English teacher Lisa Penninga upholds a similar state-of-mind to Sunny when she talks about her particular situation during this pandemic. Penninga’s youngest son has had three open-heart surgeries and has multiple congenital heart defects. He is especially vulnerable to COVID-19, making Penninga all the more cautious about socially isolating herself and her remaining family-of-four.

“While he looks and acts like a crazy, happy eight-year-old,” Penninga said, “this pandemic is kind-of terrifying for us because if he were to get COVID-19, his doctors believe that it would be very challenging for him to fight the virus.”

Nonetheless, this hasn’t stopped Penninga and her family from finding inventive ways to spend their time. And, while her family is spread around the house during work and school hours, she has found that they have only grown closer throughout this experience.

“[My husband and I] really teach [our kids] that gratitude is most important,” Penninga shared, “so we always try to look at what we do have, instead of what we are unable to do. I think [our kids] are handling it really well. I have three boys—and they are best friends—so they love to hang out together, and they do a lot of the same activities and have the same passions.”

While the state of the world may be overwhelming to people’s physical health and their mental health, it is essential to look to the future for hope. For some, this means riding out the pandemic within the safety of their inner-circles, and, for others, this could mean slowly blending back into society from quarantine. Still, respect is key to the values that individuals hold about the pandemic.

I think students at FHC are very lucky to have teachers that care about them tremendously, that understand there is a curriculum to be taught, but also a human on the other side who could be struggling with something in their lives. Students need to communicate more, and parents need to be more involved when there is quarantine happening—it is always a team effort to make sure the world continues to go around.”

— Brian Pierce

“The most difficult thing [about living in this pandemic] is transitioning from normal life to the life I’m living right now,” Sunny stated. “I just had to adapt to various situations presented to me and find solutions for everything on my own. Other than that, I still stay in touch with my friends and even made new ones. After changing my lifestyle, this pandemic isn’t really that hard to live in.”

At the start of the pandemic, many individuals were speculating that the first shutdown was the worst that could happen; however, others are starting to question—some developing this attitude due to the anxiety over the return to school—what a second shutdown would look like now. 

Although some of these situations are way out of the control of both the FHC community and the individuals within it, Pierce believes that there are steps that can be taken to contribute to a more positive state-of-mind.
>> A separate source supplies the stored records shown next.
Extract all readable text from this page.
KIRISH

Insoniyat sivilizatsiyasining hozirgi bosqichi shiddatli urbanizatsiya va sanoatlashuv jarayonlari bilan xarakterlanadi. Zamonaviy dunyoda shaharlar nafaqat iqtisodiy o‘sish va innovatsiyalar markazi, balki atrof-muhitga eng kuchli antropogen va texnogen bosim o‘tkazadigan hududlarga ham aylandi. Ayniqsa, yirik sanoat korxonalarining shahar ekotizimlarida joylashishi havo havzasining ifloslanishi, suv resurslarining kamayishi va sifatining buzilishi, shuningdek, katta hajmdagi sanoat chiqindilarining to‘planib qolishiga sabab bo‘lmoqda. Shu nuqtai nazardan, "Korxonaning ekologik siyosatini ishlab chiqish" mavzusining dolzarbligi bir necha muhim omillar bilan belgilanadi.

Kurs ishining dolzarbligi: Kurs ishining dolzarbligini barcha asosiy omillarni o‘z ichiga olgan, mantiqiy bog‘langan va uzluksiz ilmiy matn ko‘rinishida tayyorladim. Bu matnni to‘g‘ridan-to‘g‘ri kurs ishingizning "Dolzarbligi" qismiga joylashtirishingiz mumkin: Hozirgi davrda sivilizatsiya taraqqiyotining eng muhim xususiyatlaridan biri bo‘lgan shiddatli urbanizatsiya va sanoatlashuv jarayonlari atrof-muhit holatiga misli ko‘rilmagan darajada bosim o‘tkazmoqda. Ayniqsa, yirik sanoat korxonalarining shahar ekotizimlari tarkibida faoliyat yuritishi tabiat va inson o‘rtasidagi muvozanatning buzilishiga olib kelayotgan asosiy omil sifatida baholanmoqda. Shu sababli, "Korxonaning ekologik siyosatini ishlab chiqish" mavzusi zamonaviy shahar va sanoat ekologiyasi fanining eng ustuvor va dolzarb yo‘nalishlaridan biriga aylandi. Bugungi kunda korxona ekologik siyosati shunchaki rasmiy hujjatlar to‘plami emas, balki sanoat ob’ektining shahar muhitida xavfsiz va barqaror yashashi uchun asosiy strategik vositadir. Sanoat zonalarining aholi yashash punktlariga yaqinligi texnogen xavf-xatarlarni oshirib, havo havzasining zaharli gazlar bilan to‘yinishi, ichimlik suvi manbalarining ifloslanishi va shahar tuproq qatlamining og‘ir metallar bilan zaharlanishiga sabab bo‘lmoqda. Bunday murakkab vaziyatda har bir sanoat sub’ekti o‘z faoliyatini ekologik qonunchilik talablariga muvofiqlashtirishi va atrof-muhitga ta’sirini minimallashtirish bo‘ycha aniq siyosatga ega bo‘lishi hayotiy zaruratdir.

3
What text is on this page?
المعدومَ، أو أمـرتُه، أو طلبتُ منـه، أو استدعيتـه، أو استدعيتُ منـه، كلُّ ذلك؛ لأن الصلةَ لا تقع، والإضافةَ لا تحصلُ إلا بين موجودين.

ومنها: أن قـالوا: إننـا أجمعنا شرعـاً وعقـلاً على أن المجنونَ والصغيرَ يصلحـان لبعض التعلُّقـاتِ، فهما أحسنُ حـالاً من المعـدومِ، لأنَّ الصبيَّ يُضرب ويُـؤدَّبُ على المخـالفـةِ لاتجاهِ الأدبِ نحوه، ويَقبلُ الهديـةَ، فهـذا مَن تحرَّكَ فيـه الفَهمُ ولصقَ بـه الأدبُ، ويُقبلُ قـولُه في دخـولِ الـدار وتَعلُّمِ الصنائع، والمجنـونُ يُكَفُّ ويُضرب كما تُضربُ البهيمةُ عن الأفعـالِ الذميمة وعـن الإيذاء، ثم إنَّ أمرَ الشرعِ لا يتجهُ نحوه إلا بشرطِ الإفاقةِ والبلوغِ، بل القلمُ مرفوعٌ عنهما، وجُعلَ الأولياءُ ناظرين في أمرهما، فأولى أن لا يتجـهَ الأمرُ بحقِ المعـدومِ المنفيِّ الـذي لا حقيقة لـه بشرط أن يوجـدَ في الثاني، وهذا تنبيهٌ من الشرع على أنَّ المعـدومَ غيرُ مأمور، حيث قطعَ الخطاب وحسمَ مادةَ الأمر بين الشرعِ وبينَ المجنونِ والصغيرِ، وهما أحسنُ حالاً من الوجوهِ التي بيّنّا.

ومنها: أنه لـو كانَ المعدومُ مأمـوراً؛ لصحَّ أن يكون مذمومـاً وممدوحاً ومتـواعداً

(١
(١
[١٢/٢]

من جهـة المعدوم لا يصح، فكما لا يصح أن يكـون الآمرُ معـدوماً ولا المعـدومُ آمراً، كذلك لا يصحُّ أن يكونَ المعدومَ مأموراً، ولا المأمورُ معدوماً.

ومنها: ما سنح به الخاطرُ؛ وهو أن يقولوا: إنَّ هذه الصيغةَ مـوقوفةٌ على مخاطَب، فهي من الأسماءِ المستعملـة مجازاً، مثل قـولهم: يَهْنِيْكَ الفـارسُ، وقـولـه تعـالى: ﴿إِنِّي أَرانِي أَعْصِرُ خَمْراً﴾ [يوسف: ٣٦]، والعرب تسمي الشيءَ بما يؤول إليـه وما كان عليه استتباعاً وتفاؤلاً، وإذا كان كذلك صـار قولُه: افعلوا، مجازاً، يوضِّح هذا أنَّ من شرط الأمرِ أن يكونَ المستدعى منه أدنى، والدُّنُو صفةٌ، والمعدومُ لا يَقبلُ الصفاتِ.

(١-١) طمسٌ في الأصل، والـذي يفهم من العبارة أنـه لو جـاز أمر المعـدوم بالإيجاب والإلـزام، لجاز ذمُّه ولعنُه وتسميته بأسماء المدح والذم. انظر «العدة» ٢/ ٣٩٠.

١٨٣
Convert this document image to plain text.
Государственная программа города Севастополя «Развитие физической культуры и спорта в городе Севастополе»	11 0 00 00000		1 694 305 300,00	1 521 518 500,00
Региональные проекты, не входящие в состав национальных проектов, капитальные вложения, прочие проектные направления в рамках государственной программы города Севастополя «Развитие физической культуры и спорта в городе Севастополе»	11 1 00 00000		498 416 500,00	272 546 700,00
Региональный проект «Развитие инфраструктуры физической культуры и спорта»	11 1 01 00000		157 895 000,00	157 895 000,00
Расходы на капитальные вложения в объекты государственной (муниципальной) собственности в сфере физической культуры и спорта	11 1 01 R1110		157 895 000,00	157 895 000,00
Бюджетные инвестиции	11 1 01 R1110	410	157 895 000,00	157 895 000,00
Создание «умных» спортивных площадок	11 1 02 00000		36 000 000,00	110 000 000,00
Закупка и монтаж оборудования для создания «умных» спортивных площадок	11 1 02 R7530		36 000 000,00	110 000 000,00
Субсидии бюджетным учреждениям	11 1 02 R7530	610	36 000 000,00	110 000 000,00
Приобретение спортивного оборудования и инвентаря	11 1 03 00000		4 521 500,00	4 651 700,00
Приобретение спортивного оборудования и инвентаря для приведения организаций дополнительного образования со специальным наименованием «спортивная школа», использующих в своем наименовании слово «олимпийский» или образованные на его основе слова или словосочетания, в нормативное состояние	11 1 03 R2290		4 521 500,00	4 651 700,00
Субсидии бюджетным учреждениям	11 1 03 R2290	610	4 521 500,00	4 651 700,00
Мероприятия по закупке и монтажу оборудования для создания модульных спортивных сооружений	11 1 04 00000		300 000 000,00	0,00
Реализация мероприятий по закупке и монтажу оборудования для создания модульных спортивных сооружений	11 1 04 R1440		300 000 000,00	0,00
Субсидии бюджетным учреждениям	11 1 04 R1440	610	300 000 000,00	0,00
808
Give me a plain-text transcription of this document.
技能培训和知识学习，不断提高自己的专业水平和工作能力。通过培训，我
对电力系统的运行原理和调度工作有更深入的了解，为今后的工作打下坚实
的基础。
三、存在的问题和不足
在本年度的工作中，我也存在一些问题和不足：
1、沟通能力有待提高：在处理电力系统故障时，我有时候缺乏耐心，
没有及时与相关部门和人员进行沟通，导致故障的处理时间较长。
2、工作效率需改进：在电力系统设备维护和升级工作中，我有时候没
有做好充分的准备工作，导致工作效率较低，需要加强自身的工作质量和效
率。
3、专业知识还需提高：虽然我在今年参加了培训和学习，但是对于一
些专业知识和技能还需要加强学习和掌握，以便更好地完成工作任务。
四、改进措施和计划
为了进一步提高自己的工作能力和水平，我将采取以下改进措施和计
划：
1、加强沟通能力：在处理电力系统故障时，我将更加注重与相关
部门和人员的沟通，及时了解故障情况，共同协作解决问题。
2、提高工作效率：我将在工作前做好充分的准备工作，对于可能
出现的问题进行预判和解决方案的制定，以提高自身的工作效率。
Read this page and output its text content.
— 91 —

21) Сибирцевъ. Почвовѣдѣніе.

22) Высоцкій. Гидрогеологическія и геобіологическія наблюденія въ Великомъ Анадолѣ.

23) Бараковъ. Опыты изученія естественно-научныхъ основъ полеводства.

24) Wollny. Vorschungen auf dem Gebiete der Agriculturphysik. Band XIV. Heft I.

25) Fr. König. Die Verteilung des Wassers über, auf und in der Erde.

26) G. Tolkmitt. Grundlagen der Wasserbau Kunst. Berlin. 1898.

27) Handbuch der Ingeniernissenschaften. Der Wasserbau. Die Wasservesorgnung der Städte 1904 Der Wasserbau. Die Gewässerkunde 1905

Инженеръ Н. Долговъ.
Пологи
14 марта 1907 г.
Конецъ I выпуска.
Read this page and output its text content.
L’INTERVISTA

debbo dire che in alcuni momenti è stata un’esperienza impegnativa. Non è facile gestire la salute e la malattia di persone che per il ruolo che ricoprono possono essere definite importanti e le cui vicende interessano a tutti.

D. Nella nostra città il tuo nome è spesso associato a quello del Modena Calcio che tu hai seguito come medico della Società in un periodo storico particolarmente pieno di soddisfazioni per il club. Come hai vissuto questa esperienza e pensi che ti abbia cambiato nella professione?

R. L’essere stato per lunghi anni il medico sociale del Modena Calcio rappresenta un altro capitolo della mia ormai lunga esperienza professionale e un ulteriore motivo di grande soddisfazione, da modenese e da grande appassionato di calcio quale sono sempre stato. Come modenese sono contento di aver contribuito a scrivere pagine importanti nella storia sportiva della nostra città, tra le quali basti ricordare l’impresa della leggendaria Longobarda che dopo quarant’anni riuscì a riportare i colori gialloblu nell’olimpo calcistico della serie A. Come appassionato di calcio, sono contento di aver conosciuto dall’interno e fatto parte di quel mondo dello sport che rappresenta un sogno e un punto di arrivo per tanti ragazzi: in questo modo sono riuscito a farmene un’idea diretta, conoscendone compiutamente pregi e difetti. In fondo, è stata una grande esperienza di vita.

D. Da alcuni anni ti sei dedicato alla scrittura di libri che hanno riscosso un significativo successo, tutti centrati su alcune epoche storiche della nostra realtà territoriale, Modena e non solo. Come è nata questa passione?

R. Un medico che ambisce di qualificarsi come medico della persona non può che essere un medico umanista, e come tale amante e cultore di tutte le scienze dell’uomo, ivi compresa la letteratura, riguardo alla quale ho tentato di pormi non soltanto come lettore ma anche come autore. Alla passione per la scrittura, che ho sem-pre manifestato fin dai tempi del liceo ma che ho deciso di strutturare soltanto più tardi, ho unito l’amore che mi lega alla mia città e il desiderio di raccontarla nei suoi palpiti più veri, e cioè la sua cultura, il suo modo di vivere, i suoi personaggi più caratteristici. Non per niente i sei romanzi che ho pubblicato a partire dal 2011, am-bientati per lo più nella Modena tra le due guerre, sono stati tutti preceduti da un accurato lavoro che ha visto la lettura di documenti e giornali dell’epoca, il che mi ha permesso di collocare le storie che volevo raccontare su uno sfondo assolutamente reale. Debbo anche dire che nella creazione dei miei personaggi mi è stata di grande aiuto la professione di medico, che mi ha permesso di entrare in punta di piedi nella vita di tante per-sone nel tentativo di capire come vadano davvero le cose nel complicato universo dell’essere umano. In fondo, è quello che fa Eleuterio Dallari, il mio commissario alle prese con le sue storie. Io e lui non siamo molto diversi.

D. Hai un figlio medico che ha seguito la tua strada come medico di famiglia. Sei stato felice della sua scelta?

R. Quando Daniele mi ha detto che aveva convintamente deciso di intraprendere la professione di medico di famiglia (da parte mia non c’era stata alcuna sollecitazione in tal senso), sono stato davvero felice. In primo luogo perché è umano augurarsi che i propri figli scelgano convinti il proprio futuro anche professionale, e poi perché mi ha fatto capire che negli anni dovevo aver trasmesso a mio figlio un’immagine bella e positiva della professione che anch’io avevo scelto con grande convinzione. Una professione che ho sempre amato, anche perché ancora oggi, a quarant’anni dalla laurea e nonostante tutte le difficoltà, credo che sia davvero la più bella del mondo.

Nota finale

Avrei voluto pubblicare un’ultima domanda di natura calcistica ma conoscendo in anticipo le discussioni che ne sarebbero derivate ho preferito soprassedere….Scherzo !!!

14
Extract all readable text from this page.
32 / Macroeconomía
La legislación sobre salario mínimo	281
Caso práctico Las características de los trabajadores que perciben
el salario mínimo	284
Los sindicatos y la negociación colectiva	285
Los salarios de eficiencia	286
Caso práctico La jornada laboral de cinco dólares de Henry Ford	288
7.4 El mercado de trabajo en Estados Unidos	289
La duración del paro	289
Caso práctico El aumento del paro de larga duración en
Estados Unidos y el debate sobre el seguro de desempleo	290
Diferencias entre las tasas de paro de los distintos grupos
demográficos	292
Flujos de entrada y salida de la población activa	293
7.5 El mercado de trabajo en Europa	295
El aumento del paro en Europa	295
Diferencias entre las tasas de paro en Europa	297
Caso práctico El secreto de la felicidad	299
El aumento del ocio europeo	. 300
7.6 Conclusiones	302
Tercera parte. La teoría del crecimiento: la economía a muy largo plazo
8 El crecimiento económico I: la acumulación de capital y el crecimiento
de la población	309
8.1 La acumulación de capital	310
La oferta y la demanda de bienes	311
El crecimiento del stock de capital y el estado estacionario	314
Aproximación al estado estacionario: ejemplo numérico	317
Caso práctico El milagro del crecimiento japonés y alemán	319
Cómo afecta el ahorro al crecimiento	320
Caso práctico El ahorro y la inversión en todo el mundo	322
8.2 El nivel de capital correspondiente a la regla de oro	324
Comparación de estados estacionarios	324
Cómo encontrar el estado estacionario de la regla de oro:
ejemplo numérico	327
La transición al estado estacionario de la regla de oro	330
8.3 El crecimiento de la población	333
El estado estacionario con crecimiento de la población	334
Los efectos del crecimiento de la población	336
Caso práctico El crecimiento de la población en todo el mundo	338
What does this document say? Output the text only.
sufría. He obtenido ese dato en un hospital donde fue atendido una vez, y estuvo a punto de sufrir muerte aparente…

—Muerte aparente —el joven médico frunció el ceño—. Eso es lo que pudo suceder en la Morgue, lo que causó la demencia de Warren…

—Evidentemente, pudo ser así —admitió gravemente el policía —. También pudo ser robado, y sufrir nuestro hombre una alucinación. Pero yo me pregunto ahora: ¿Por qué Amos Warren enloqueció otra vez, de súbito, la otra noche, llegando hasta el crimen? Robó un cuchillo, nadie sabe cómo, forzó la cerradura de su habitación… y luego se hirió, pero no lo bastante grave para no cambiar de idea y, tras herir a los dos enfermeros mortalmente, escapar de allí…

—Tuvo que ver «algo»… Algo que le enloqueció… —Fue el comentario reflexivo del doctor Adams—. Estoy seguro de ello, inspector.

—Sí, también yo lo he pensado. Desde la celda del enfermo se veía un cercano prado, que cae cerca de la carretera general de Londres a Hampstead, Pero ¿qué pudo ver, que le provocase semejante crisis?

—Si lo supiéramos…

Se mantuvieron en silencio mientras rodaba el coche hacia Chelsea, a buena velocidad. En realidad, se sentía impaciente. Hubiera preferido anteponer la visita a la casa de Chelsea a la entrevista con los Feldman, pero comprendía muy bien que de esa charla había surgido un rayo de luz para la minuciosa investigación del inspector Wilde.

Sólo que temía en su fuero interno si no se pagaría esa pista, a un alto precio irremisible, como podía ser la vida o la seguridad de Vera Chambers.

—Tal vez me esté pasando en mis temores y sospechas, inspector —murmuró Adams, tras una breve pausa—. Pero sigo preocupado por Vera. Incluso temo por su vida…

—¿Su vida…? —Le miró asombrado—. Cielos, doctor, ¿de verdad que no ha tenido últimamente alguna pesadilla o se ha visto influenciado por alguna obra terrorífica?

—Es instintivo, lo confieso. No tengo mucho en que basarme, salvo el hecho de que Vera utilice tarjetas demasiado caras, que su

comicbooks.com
“Keep a journal of things that are going on,” Pierce stated, “Make a checklist every morning and stick to it. Make sure you go outside for part of the day, whether that is to go for a walk or simply sit on the porch and read. Interact with your sibling; this will not only help you but will help your sibling, especially if they are younger than you and more than likely look up to you. Get a puzzle out. Email a teacher to just check-in. We have to try and keep our minds occupied a little bit, especially if we are someone who already struggles with things [such as] anxiety and depression.”

Still, according to Pierce, it is a joint effort from both sides of the screen that will make all the difference. If COVID-19 were to shut down the school again, FHC students, parents, and staff need to work together to ensure this pandemic’s best possible outcome.

“If we go back to quarantine,” Pierce said, “I think students at FHC are very lucky to have teachers that care about them tremendously, that understand there is a curriculum to be taught, but also a human on the other side who could be struggling with something in their lives Students need to communicate more, and parents need to be more involved when there is quarantine happening—it is always a team effort to make sure the world continues to go around.”